Sergey Nivens - Fotolia

Avoid common big data on AWS issues

When our IT team clusters Hive and Java Archive files for big data projects, it receives error messages. How can we keep our AWS big data projects running smoothly?

Big data projects can be complex and demand significant design and coding expertise. Start small -- implement big data platforms slowly and test key functions with simple jobs. Once developers become comfortable using tools for big data on AWS they can move on to larger, complex jobs.

Complex big data projects often run across clusters of compute resources, with native and third-party tools that don't integrate well. And this creates problems for big data on AWS.
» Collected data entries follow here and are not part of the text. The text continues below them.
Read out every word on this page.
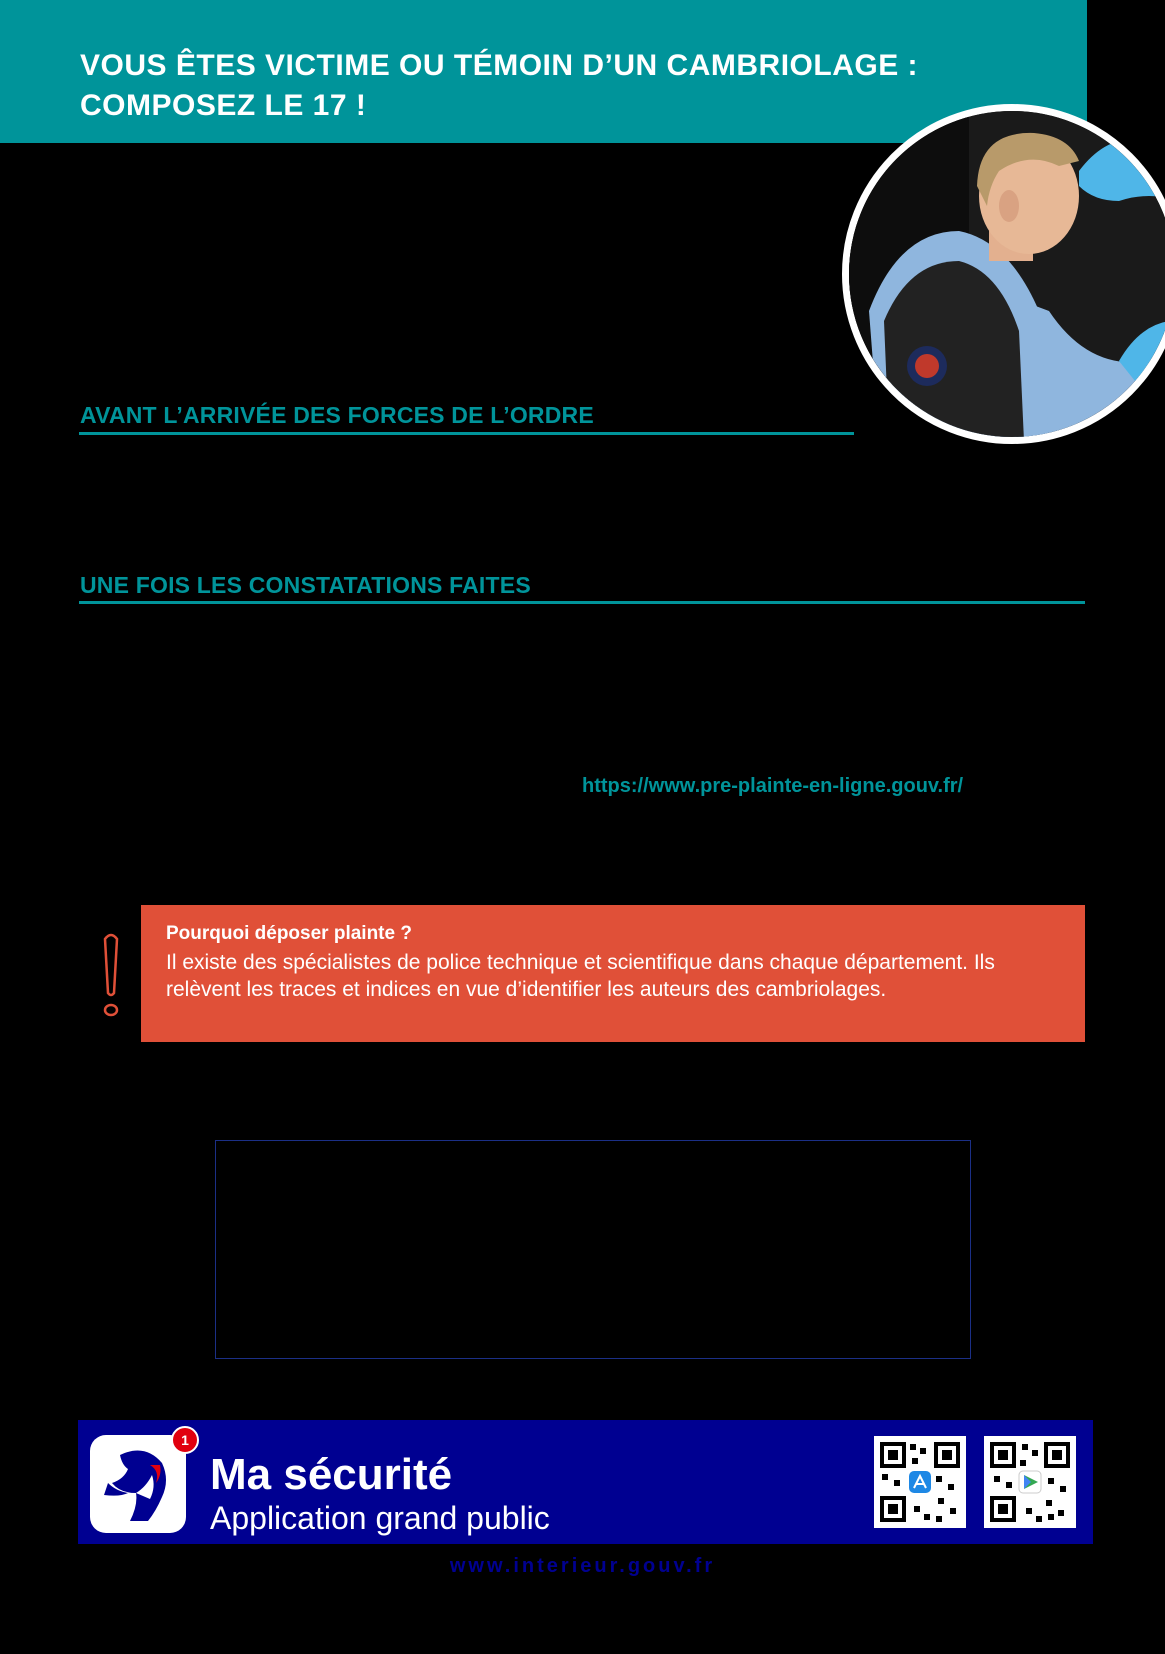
VOUS ÊTES VICTIME OU TÉMOIN D’UN CAMBRIOLAGE :
COMPOSEZ LE 17 !
AVANT L’ARRIVÉE DES FORCES DE L’ORDRE
UNE FOIS LES CONSTATATIONS FAITES
https://www.pre-plainte-en-ligne.gouv.fr/
Pourquoi déposer plainte ?

Il existe des spécialistes de police technique et scientifique dans chaque département. Ils relèvent les traces et indices en vue d’identifier les auteurs des cambriolages.

1
Ma sécurité
Application grand public
www.interieur.gouv.fr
Two ways to limit big data problems

Apache Hive is an open source data warehouse and analytics tool that typically runs on Hadoop clusters. Data scientists use Hive to tackle jobs involving big data on AWS without creating Amazon Elastic MapReduce (EMR) programs in more traditional programming languages, like Java. Instead, developers write scripts in Hive Query Language, which resembles SQL but adds more capabilities and handles structured elements such as JSON objects and user-defined data types. Hive provides analytical power for big data jobs, but certain errors and big data problems can occur.

A Java Archive file (JAR) is a format developers use to collect and package Java class files, metadata and content into one file. Developers can redistribute or even provide executable capability for that file. JAR clusters can drive big data tasks, but errors can creep into JAR clusters when running Amazon EMR. In most cases, the JAR cluster can produce errors when creating a Hadoop job or when the JAR and mapper attempt to process data within the task itself.

Because Java and JAR are complex, look for error details in the syslog file. Once syslog reveals the nature of the error, IT teams can remedy the big data problems and create updated JAR files.

For example, older Hive versions can return errors when using certain features. Verify your IT team is using the latest, fully patched version of Hive for big data on AWS. A syslog file tracks any task attempts and can contain messages produced from syntax errors in the Hive script or other master node and cluster failures. Log messages help teams quickly narrow possible root causes of Hive problems under Hadoop.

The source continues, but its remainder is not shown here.